Für die Wandvitrinen, die hauptsächlich mit Aluminium ausgekleidet wurden, hatte Brüll + Gruber folgende Aufgabenstellung: Die Ganzglastüren in den Wandschränken sollten ohne sichtbare Bänder sein. Angesichts der kostbaren Exponate war es klar, dass höchste Sicherheitstechnik installiert wurde – u.a. das elektronische Schließsystem Dialock von Häfele. Die Vitrine des meroitischen Goldschatzes der Königin Amani-shakheto unterlag beispielsweise strengsten Sicherheitsforderungen und musste mit einer zusätzlichen Alarmspinne ausgestattet werden. Glas Trösch entwarf hierfür eine Speziallösung, bei der die Sicherheitstechnik ohne zusätzlichen Scheibenzwischenraum in die Vitrinenverglasung eingebracht werden konnte.
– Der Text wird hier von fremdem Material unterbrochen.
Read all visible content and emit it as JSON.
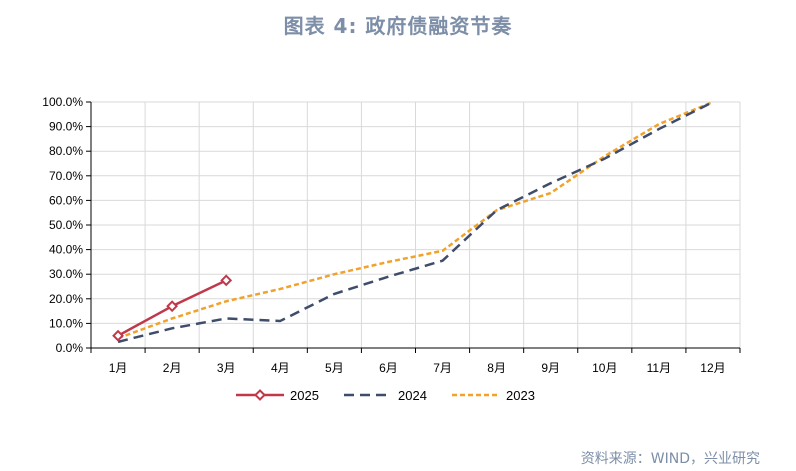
{
  "title": "图表 4:  政府债融资节奏",
  "source": "资料来源：WIND，兴业研究",
  "colors": {
    "s2025": "#c0394b",
    "s2024": "#3f4d6b",
    "s2023": "#f0a22a",
    "grid": "#d9d9d9",
    "axis": "#000000"
  },
  "chart_data": {
    "type": "line",
    "categories": [
      "1月",
      "2月",
      "3月",
      "4月",
      "5月",
      "6月",
      "7月",
      "8月",
      "9月",
      "10月",
      "11月",
      "12月"
    ],
    "ylim": [
      0,
      100
    ],
    "yticks": [
      "0.0%",
      "10.0%",
      "20.0%",
      "30.0%",
      "40.0%",
      "50.0%",
      "60.0%",
      "70.0%",
      "80.0%",
      "90.0%",
      "100.0%"
    ],
    "grid": true,
    "legend_position": "bottom",
    "series": [
      {
        "name": "2025",
        "style": "solid-diamond",
        "x": [
          0.5,
          1.5,
          2.5
        ],
        "values": [
          5,
          17,
          27.5
        ]
      },
      {
        "name": "2024",
        "style": "long-dash",
        "x": [
          0.5,
          1.5,
          2.0,
          2.5,
          3.0,
          3.5,
          4.5,
          5.5,
          6.5,
          7.5,
          8.5,
          9.5,
          10.5,
          11.5
        ],
        "values": [
          2.5,
          8,
          10,
          12,
          11.5,
          11,
          22,
          29,
          35.5,
          56,
          67,
          77,
          89,
          100
        ]
      },
      {
        "name": "2023",
        "style": "short-dash",
        "x": [
          0.5,
          1.5,
          2.5,
          3.5,
          4.5,
          5.5,
          6.5,
          7.5,
          8.5,
          9.5,
          10.5,
          11.5
        ],
        "values": [
          4,
          12,
          19,
          24,
          30,
          35,
          39.5,
          56,
          63,
          78,
          91,
          100
        ]
      }
    ]
  }
}
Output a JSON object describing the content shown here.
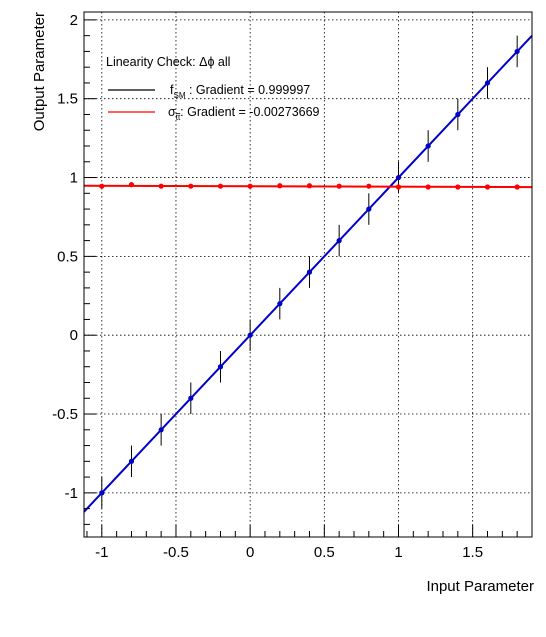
{
  "chart_data": {
    "type": "scatter",
    "xlabel": "Input Parameter",
    "ylabel": "Output Parameter",
    "xlim": [
      -1.12,
      1.9
    ],
    "ylim": [
      -1.28,
      2.05
    ],
    "xticks": [
      "-1",
      "-0.5",
      "0",
      "0.5",
      "1",
      "1.5"
    ],
    "xtick_values": [
      -1,
      -0.5,
      0,
      0.5,
      1,
      1.5
    ],
    "yticks": [
      "-1",
      "-0.5",
      "0",
      "0.5",
      "1",
      "1.5",
      "2"
    ],
    "ytick_values": [
      -1,
      -0.5,
      0,
      0.5,
      1,
      1.5,
      2
    ],
    "grid": true,
    "legend_placement": "top-left",
    "legend": {
      "title": "Linearity Check: Δϕ all",
      "entries": [
        {
          "symbol_main": "f",
          "symbol_sub": "SM",
          "symbol_bar": false,
          "text": " : Gradient = 0.999997"
        },
        {
          "symbol_main": "σ",
          "symbol_sub": "tt",
          "symbol_bar": true,
          "text": ": Gradient = -0.00273669"
        }
      ]
    },
    "series": [
      {
        "color": "#0000cc",
        "fit": {
          "slope": 0.999997,
          "intercept": 0.0,
          "x_range": [
            -1.12,
            1.9
          ]
        },
        "x": [
          -1.0,
          -0.8,
          -0.6,
          -0.4,
          -0.2,
          0.0,
          0.2,
          0.4,
          0.6,
          0.8,
          1.0,
          1.2,
          1.4,
          1.6,
          1.8
        ],
        "y": [
          -1.0,
          -0.8,
          -0.6,
          -0.4,
          -0.2,
          0.0,
          0.2,
          0.4,
          0.6,
          0.8,
          1.0,
          1.2,
          1.4,
          1.6,
          1.8
        ],
        "yerr": [
          0.1,
          0.1,
          0.1,
          0.1,
          0.1,
          0.1,
          0.1,
          0.1,
          0.1,
          0.1,
          0.1,
          0.1,
          0.1,
          0.1,
          0.1
        ]
      },
      {
        "color": "#ff0000",
        "fit": {
          "slope": -0.00273669,
          "intercept": 0.9445,
          "x_range": [
            -1.12,
            1.9
          ]
        },
        "x": [
          -1.0,
          -0.8,
          -0.6,
          -0.4,
          -0.2,
          0.0,
          0.2,
          0.4,
          0.6,
          0.8,
          1.0,
          1.2,
          1.4,
          1.6,
          1.8
        ],
        "y": [
          0.945,
          0.955,
          0.945,
          0.945,
          0.945,
          0.945,
          0.948,
          0.948,
          0.945,
          0.945,
          0.94,
          0.94,
          0.94,
          0.94,
          0.94
        ],
        "yerr": [
          0.01,
          0.01,
          0.01,
          0.01,
          0.01,
          0.01,
          0.01,
          0.01,
          0.01,
          0.01,
          0.01,
          0.01,
          0.01,
          0.01,
          0.01
        ]
      }
    ]
  }
}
Eine bauliche Herausforderung waren auch der Sicherungskasten und die elek-tronischen Komponenten, die über seitlich verschiebbare Revisionstüren zugänglich sind. Der Zugang zu den Klimakästen wurde teilweise über die Wandhohlräume in die seitlichen Bereiche der Schränke gelegt. Klimatechnisch war gefordert, dass die Abluft und Umluft der Wandvitrinen kontrollierbar ist. „Um für die Bronzen eine stabile Luftfeuchtigkeit von ca. 35 % zu gewährleisten, wurden entsprechende Prosorb-Kassetten eingesetzt“, berichtet Gruber. Damit diese sowohl vorgeregelt als auch nachgeregelt werden können, haben die Metallbauer eine spezielle Klimakammer konstruiert.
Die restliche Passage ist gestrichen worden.